Both of those climbers failed to accomplish their projects, but Woods seemed unconcerned about that possibility. His focus on the process itself—success or failure—was the point.
In early March, Woods’s monomaniacal focus began to pay off. His Instagram stories and posts showed small, but concrete progress virtually every session. He was getting incrementally further: first to the sloper, then to the slot, then beyond.
This past weekend, Woods nearly took it to the top, falling on the final toe hook moves, unable to get his feet above him.
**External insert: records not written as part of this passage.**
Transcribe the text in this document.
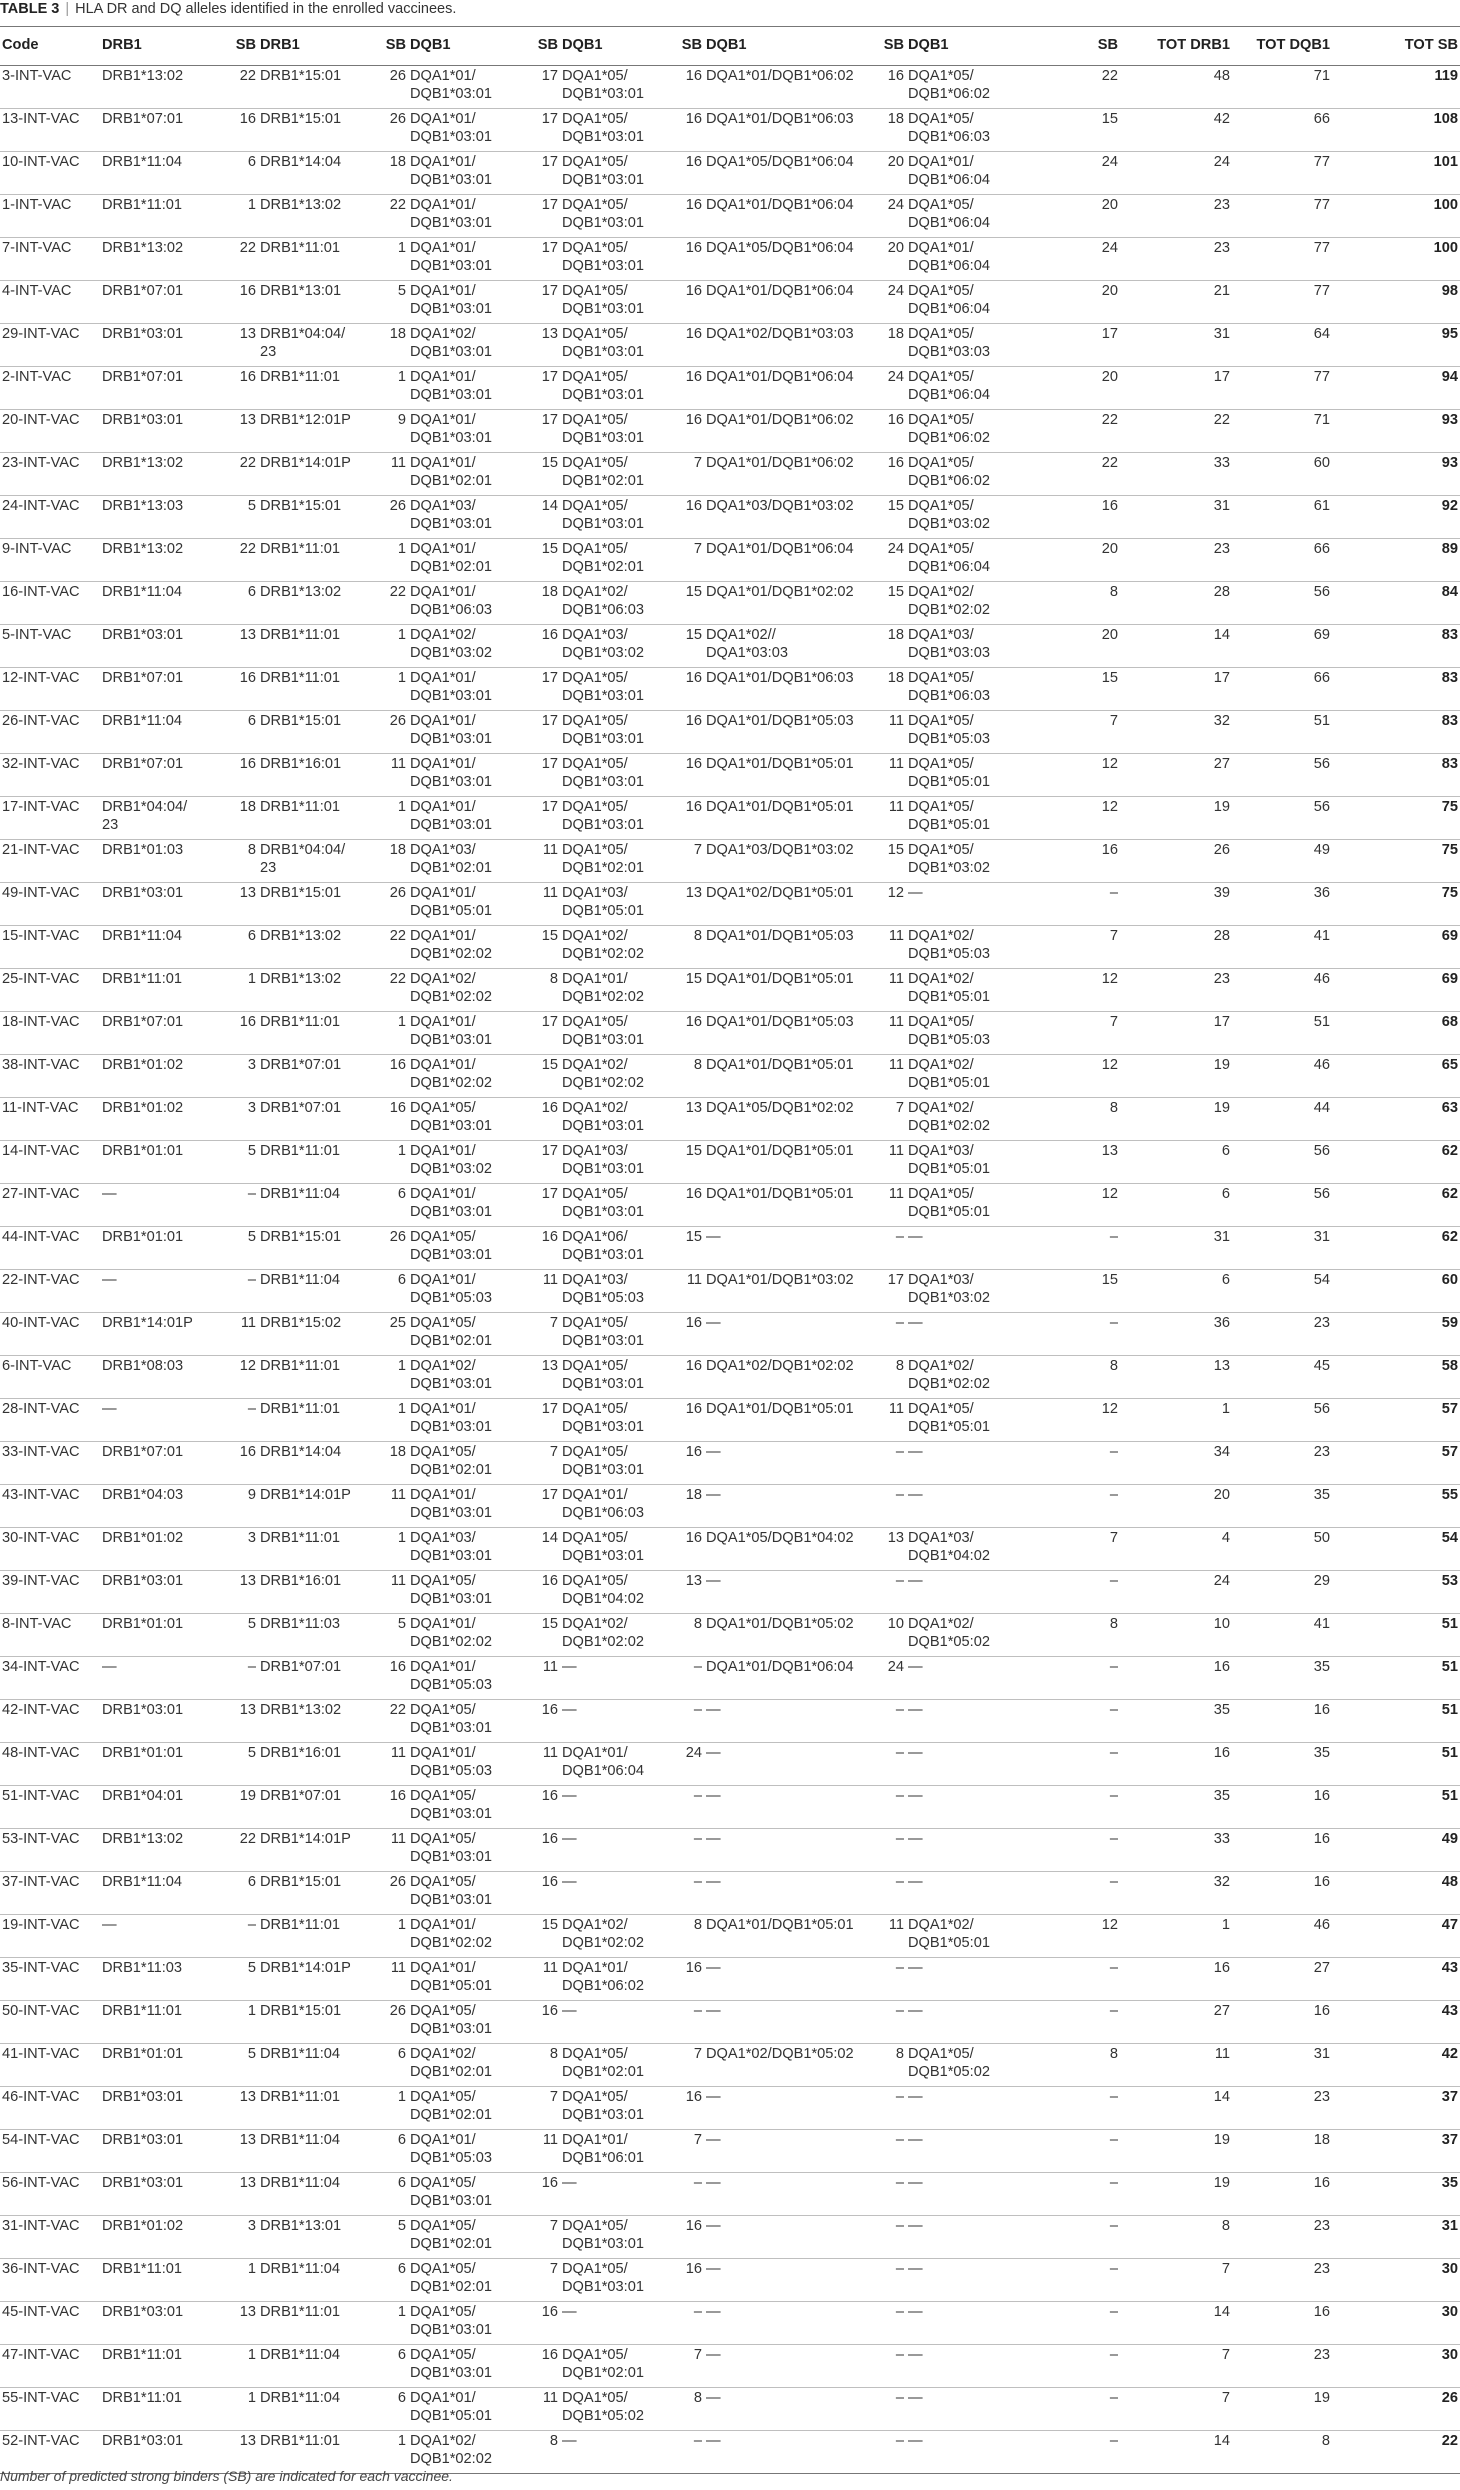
TABLE 3 | HLA DR and DQ alleles identified in the enrolled vaccinees.
Code	DRB1	SB	DRB1	SB	DQB1	SB	DQB1	SB	DQB1	SB	DQB1	SB	TOT DRB1	TOT DQB1	TOT SB
3-INT-VAC	DRB1*13:02	22	DRB1*15:01	26	DQA1*01/
DQB1*03:01	17	DQA1*05/
DQB1*03:01	16	DQA1*01/DQB1*06:02	16	DQA1*05/
DQB1*06:02	22	48	71	119
13-INT-VAC	DRB1*07:01	16	DRB1*15:01	26	DQA1*01/
DQB1*03:01	17	DQA1*05/
DQB1*03:01	16	DQA1*01/DQB1*06:03	18	DQA1*05/
DQB1*06:03	15	42	66	108
10-INT-VAC	DRB1*11:04	6	DRB1*14:04	18	DQA1*01/
DQB1*03:01	17	DQA1*05/
DQB1*03:01	16	DQA1*05/DQB1*06:04	20	DQA1*01/
DQB1*06:04	24	24	77	101
1-INT-VAC	DRB1*11:01	1	DRB1*13:02	22	DQA1*01/
DQB1*03:01	17	DQA1*05/
DQB1*03:01	16	DQA1*01/DQB1*06:04	24	DQA1*05/
DQB1*06:04	20	23	77	100
7-INT-VAC	DRB1*13:02	22	DRB1*11:01	1	DQA1*01/
DQB1*03:01	17	DQA1*05/
DQB1*03:01	16	DQA1*05/DQB1*06:04	20	DQA1*01/
DQB1*06:04	24	23	77	100
4-INT-VAC	DRB1*07:01	16	DRB1*13:01	5	DQA1*01/
DQB1*03:01	17	DQA1*05/
DQB1*03:01	16	DQA1*01/DQB1*06:04	24	DQA1*05/
DQB1*06:04	20	21	77	98
29-INT-VAC	DRB1*03:01	13	DRB1*04:04/
23	18	DQA1*02/
DQB1*03:01	13	DQA1*05/
DQB1*03:01	16	DQA1*02/DQB1*03:03	18	DQA1*05/
DQB1*03:03	17	31	64	95
2-INT-VAC	DRB1*07:01	16	DRB1*11:01	1	DQA1*01/
DQB1*03:01	17	DQA1*05/
DQB1*03:01	16	DQA1*01/DQB1*06:04	24	DQA1*05/
DQB1*06:04	20	17	77	94
20-INT-VAC	DRB1*03:01	13	DRB1*12:01P	9	DQA1*01/
DQB1*03:01	17	DQA1*05/
DQB1*03:01	16	DQA1*01/DQB1*06:02	16	DQA1*05/
DQB1*06:02	22	22	71	93
23-INT-VAC	DRB1*13:02	22	DRB1*14:01P	11	DQA1*01/
DQB1*02:01	15	DQA1*05/
DQB1*02:01	7	DQA1*01/DQB1*06:02	16	DQA1*05/
DQB1*06:02	22	33	60	93
24-INT-VAC	DRB1*13:03	5	DRB1*15:01	26	DQA1*03/
DQB1*03:01	14	DQA1*05/
DQB1*03:01	16	DQA1*03/DQB1*03:02	15	DQA1*05/
DQB1*03:02	16	31	61	92
9-INT-VAC	DRB1*13:02	22	DRB1*11:01	1	DQA1*01/
DQB1*02:01	15	DQA1*05/
DQB1*02:01	7	DQA1*01/DQB1*06:04	24	DQA1*05/
DQB1*06:04	20	23	66	89
16-INT-VAC	DRB1*11:04	6	DRB1*13:02	22	DQA1*01/
DQB1*06:03	18	DQA1*02/
DQB1*06:03	15	DQA1*01/DQB1*02:02	15	DQA1*02/
DQB1*02:02	8	28	56	84
5-INT-VAC	DRB1*03:01	13	DRB1*11:01	1	DQA1*02/
DQB1*03:02	16	DQA1*03/
DQB1*03:02	15	DQA1*02//
DQA1*03:03	18	DQA1*03/
DQB1*03:03	20	14	69	83
12-INT-VAC	DRB1*07:01	16	DRB1*11:01	1	DQA1*01/
DQB1*03:01	17	DQA1*05/
DQB1*03:01	16	DQA1*01/DQB1*06:03	18	DQA1*05/
DQB1*06:03	15	17	66	83
26-INT-VAC	DRB1*11:04	6	DRB1*15:01	26	DQA1*01/
DQB1*03:01	17	DQA1*05/
DQB1*03:01	16	DQA1*01/DQB1*05:03	11	DQA1*05/
DQB1*05:03	7	32	51	83
32-INT-VAC	DRB1*07:01	16	DRB1*16:01	11	DQA1*01/
DQB1*03:01	17	DQA1*05/
DQB1*03:01	16	DQA1*01/DQB1*05:01	11	DQA1*05/
DQB1*05:01	12	27	56	83
17-INT-VAC	DRB1*04:04/
23	18	DRB1*11:01	1	DQA1*01/
DQB1*03:01	17	DQA1*05/
DQB1*03:01	16	DQA1*01/DQB1*05:01	11	DQA1*05/
DQB1*05:01	12	19	56	75
21-INT-VAC	DRB1*01:03	8	DRB1*04:04/
23	18	DQA1*03/
DQB1*02:01	11	DQA1*05/
DQB1*02:01	7	DQA1*03/DQB1*03:02	15	DQA1*05/
DQB1*03:02	16	26	49	75
49-INT-VAC	DRB1*03:01	13	DRB1*15:01	26	DQA1*01/
DQB1*05:01	11	DQA1*03/
DQB1*05:01	13	DQA1*02/DQB1*05:01	12	—	–	39	36	75
15-INT-VAC	DRB1*11:04	6	DRB1*13:02	22	DQA1*01/
DQB1*02:02	15	DQA1*02/
DQB1*02:02	8	DQA1*01/DQB1*05:03	11	DQA1*02/
DQB1*05:03	7	28	41	69
25-INT-VAC	DRB1*11:01	1	DRB1*13:02	22	DQA1*02/
DQB1*02:02	8	DQA1*01/
DQB1*02:02	15	DQA1*01/DQB1*05:01	11	DQA1*02/
DQB1*05:01	12	23	46	69
18-INT-VAC	DRB1*07:01	16	DRB1*11:01	1	DQA1*01/
DQB1*03:01	17	DQA1*05/
DQB1*03:01	16	DQA1*01/DQB1*05:03	11	DQA1*05/
DQB1*05:03	7	17	51	68
38-INT-VAC	DRB1*01:02	3	DRB1*07:01	16	DQA1*01/
DQB1*02:02	15	DQA1*02/
DQB1*02:02	8	DQA1*01/DQB1*05:01	11	DQA1*02/
DQB1*05:01	12	19	46	65
11-INT-VAC	DRB1*01:02	3	DRB1*07:01	16	DQA1*05/
DQB1*03:01	16	DQA1*02/
DQB1*03:01	13	DQA1*05/DQB1*02:02	7	DQA1*02/
DQB1*02:02	8	19	44	63
14-INT-VAC	DRB1*01:01	5	DRB1*11:01	1	DQA1*01/
DQB1*03:02	17	DQA1*03/
DQB1*03:01	15	DQA1*01/DQB1*05:01	11	DQA1*03/
DQB1*05:01	13	6	56	62
27-INT-VAC	—	–	DRB1*11:04	6	DQA1*01/
DQB1*03:01	17	DQA1*05/
DQB1*03:01	16	DQA1*01/DQB1*05:01	11	DQA1*05/
DQB1*05:01	12	6	56	62
44-INT-VAC	DRB1*01:01	5	DRB1*15:01	26	DQA1*05/
DQB1*03:01	16	DQA1*06/
DQB1*03:01	15	—	–	—	–	31	31	62
22-INT-VAC	—	–	DRB1*11:04	6	DQA1*01/
DQB1*05:03	11	DQA1*03/
DQB1*05:03	11	DQA1*01/DQB1*03:02	17	DQA1*03/
DQB1*03:02	15	6	54	60
40-INT-VAC	DRB1*14:01P	11	DRB1*15:02	25	DQA1*05/
DQB1*02:01	7	DQA1*05/
DQB1*03:01	16	—	–	—	–	36	23	59
6-INT-VAC	DRB1*08:03	12	DRB1*11:01	1	DQA1*02/
DQB1*03:01	13	DQA1*05/
DQB1*03:01	16	DQA1*02/DQB1*02:02	8	DQA1*02/
DQB1*02:02	8	13	45	58
28-INT-VAC	—	–	DRB1*11:01	1	DQA1*01/
DQB1*03:01	17	DQA1*05/
DQB1*03:01	16	DQA1*01/DQB1*05:01	11	DQA1*05/
DQB1*05:01	12	1	56	57
33-INT-VAC	DRB1*07:01	16	DRB1*14:04	18	DQA1*05/
DQB1*02:01	7	DQA1*05/
DQB1*03:01	16	—	–	—	–	34	23	57
43-INT-VAC	DRB1*04:03	9	DRB1*14:01P	11	DQA1*01/
DQB1*03:01	17	DQA1*01/
DQB1*06:03	18	—	–	—	–	20	35	55
30-INT-VAC	DRB1*01:02	3	DRB1*11:01	1	DQA1*03/
DQB1*03:01	14	DQA1*05/
DQB1*03:01	16	DQA1*05/DQB1*04:02	13	DQA1*03/
DQB1*04:02	7	4	50	54
39-INT-VAC	DRB1*03:01	13	DRB1*16:01	11	DQA1*05/
DQB1*03:01	16	DQA1*05/
DQB1*04:02	13	—	–	—	–	24	29	53
8-INT-VAC	DRB1*01:01	5	DRB1*11:03	5	DQA1*01/
DQB1*02:02	15	DQA1*02/
DQB1*02:02	8	DQA1*01/DQB1*05:02	10	DQA1*02/
DQB1*05:02	8	10	41	51
34-INT-VAC	—	–	DRB1*07:01	16	DQA1*01/
DQB1*05:03	11	—	–	DQA1*01/DQB1*06:04	24	—	–	16	35	51
42-INT-VAC	DRB1*03:01	13	DRB1*13:02	22	DQA1*05/
DQB1*03:01	16	—	–	—	–	—	–	35	16	51
48-INT-VAC	DRB1*01:01	5	DRB1*16:01	11	DQA1*01/
DQB1*05:03	11	DQA1*01/
DQB1*06:04	24	—	–	—	–	16	35	51
51-INT-VAC	DRB1*04:01	19	DRB1*07:01	16	DQA1*05/
DQB1*03:01	16	—	–	—	–	—	–	35	16	51
53-INT-VAC	DRB1*13:02	22	DRB1*14:01P	11	DQA1*05/
DQB1*03:01	16	—	–	—	–	—	–	33	16	49
37-INT-VAC	DRB1*11:04	6	DRB1*15:01	26	DQA1*05/
DQB1*03:01	16	—	–	—	–	—	–	32	16	48
19-INT-VAC	—	–	DRB1*11:01	1	DQA1*01/
DQB1*02:02	15	DQA1*02/
DQB1*02:02	8	DQA1*01/DQB1*05:01	11	DQA1*02/
DQB1*05:01	12	1	46	47
35-INT-VAC	DRB1*11:03	5	DRB1*14:01P	11	DQA1*01/
DQB1*05:01	11	DQA1*01/
DQB1*06:02	16	—	–	—	–	16	27	43
50-INT-VAC	DRB1*11:01	1	DRB1*15:01	26	DQA1*05/
DQB1*03:01	16	—	–	—	–	—	–	27	16	43
41-INT-VAC	DRB1*01:01	5	DRB1*11:04	6	DQA1*02/
DQB1*02:01	8	DQA1*05/
DQB1*02:01	7	DQA1*02/DQB1*05:02	8	DQA1*05/
DQB1*05:02	8	11	31	42
46-INT-VAC	DRB1*03:01	13	DRB1*11:01	1	DQA1*05/
DQB1*02:01	7	DQA1*05/
DQB1*03:01	16	—	–	—	–	14	23	37
54-INT-VAC	DRB1*03:01	13	DRB1*11:04	6	DQA1*01/
DQB1*05:03	11	DQA1*01/
DQB1*06:01	7	—	–	—	–	19	18	37
56-INT-VAC	DRB1*03:01	13	DRB1*11:04	6	DQA1*05/
DQB1*03:01	16	—	–	—	–	—	–	19	16	35
31-INT-VAC	DRB1*01:02	3	DRB1*13:01	5	DQA1*05/
DQB1*02:01	7	DQA1*05/
DQB1*03:01	16	—	–	—	–	8	23	31
36-INT-VAC	DRB1*11:01	1	DRB1*11:04	6	DQA1*05/
DQB1*02:01	7	DQA1*05/
DQB1*03:01	16	—	–	—	–	7	23	30
45-INT-VAC	DRB1*03:01	13	DRB1*11:01	1	DQA1*05/
DQB1*03:01	16	—	–	—	–	—	–	14	16	30
47-INT-VAC	DRB1*11:01	1	DRB1*11:04	6	DQA1*05/
DQB1*03:01	16	DQA1*05/
DQB1*02:01	7	—	–	—	–	7	23	30
55-INT-VAC	DRB1*11:01	1	DRB1*11:04	6	DQA1*01/
DQB1*05:01	11	DQA1*05/
DQB1*05:02	8	—	–	—	–	7	19	26
52-INT-VAC	DRB1*03:01	13	DRB1*11:01	1	DQA1*02/
DQB1*02:02	8	—	–	—	–	—	–	14	8	22
Number of predicted strong binders (SB) are indicated for each vaccinee.
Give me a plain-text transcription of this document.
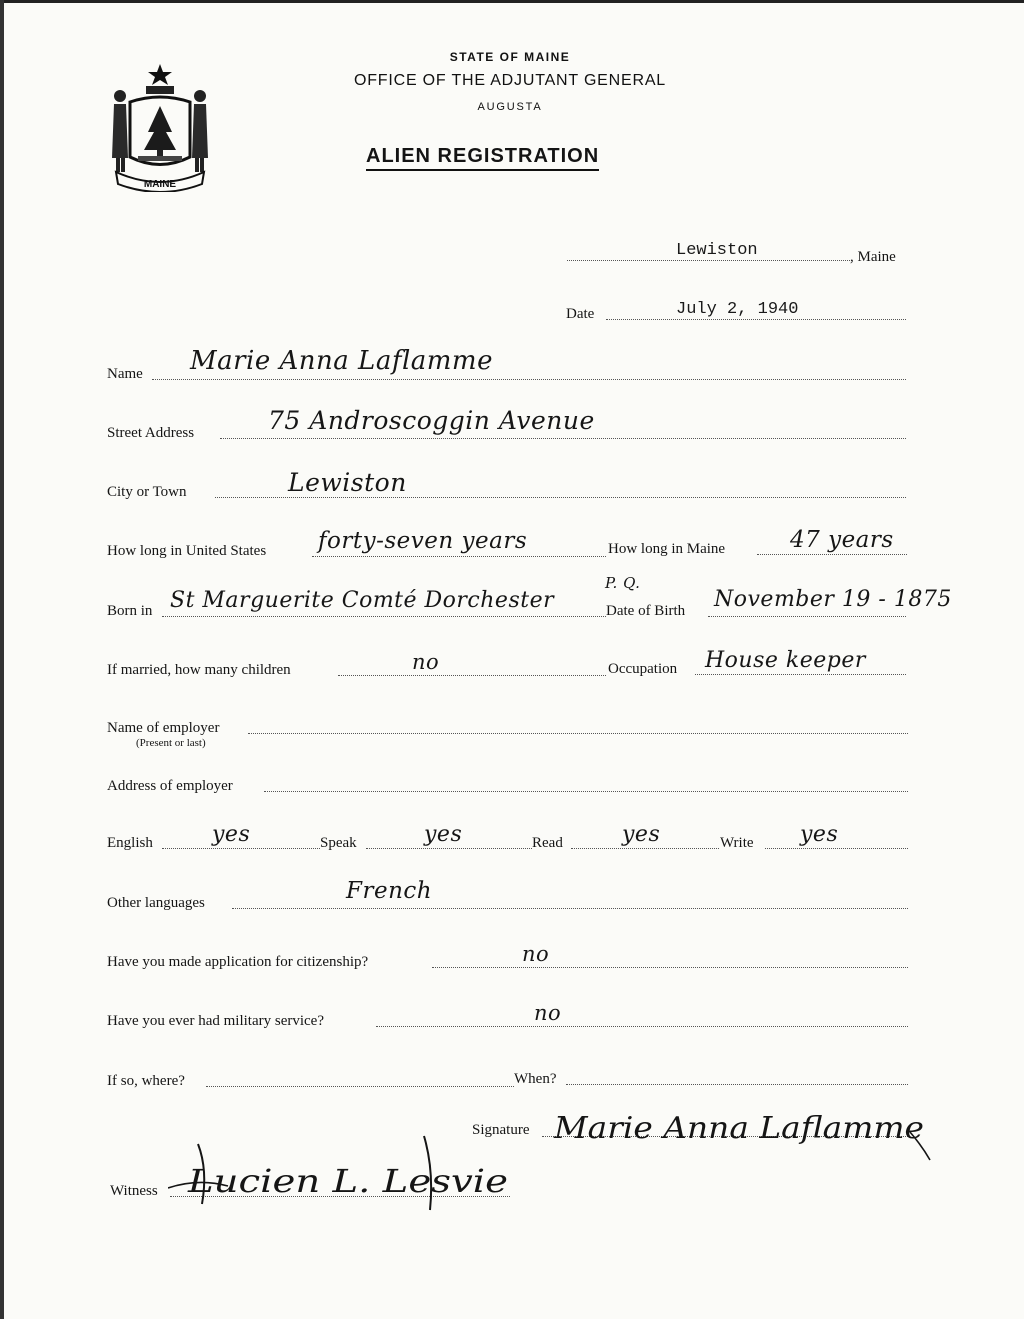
MAINE
STATE OF MAINE
OFFICE OF THE ADJUTANT GENERAL
AUGUSTA
ALIEN REGISTRATION
Lewiston	, Maine
Date	July 2, 1940
Name Marie Anna Laflamme
Street Address	75 Androscoggin Avenue
City or Town	Lewiston
How long in United States forty-seven years	How long in Maine	47 years
Born in St Marguerite Comté Dorchester
P. Q.
Date of Birth November 19 - 1875
If married, how many children	no	Occupation House keeper
Name of employer
(Present or last)
Address of employer
English	yes	Speak	yes	Read	yes	Write yes
Other languages	French
Have you made application for citizenship?	no
Have you ever had military service?	no
If so, where?	When?
Signature Marie Anna Laflamme
Witness Lucien L. Lesvie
On Instagram, he called it the “biggest punt” of his life.
The operation was as bare-bones as ever. “In the final days of his attempts he had no spotter and a single camera man,” Melville said.
Then on Tuesday, Woods walked up to the Wet Dream boulder as he had too many times in the past three months. He put his shoes on, chalked up, and sent it first try. There were just a couple other people around to witness and just an iPhone recording, as all the cameraman had left.
But Return of the Sleepwalker, V17, was done.
Return of the Sleepwalker is the latest high-water mark in Woods’ career. Several of his first ascents, such as The Game (V15), Hypnotized Minds (V16), and The Process (V16), have at one point of another been contenders for the hardest boulder problem in the world.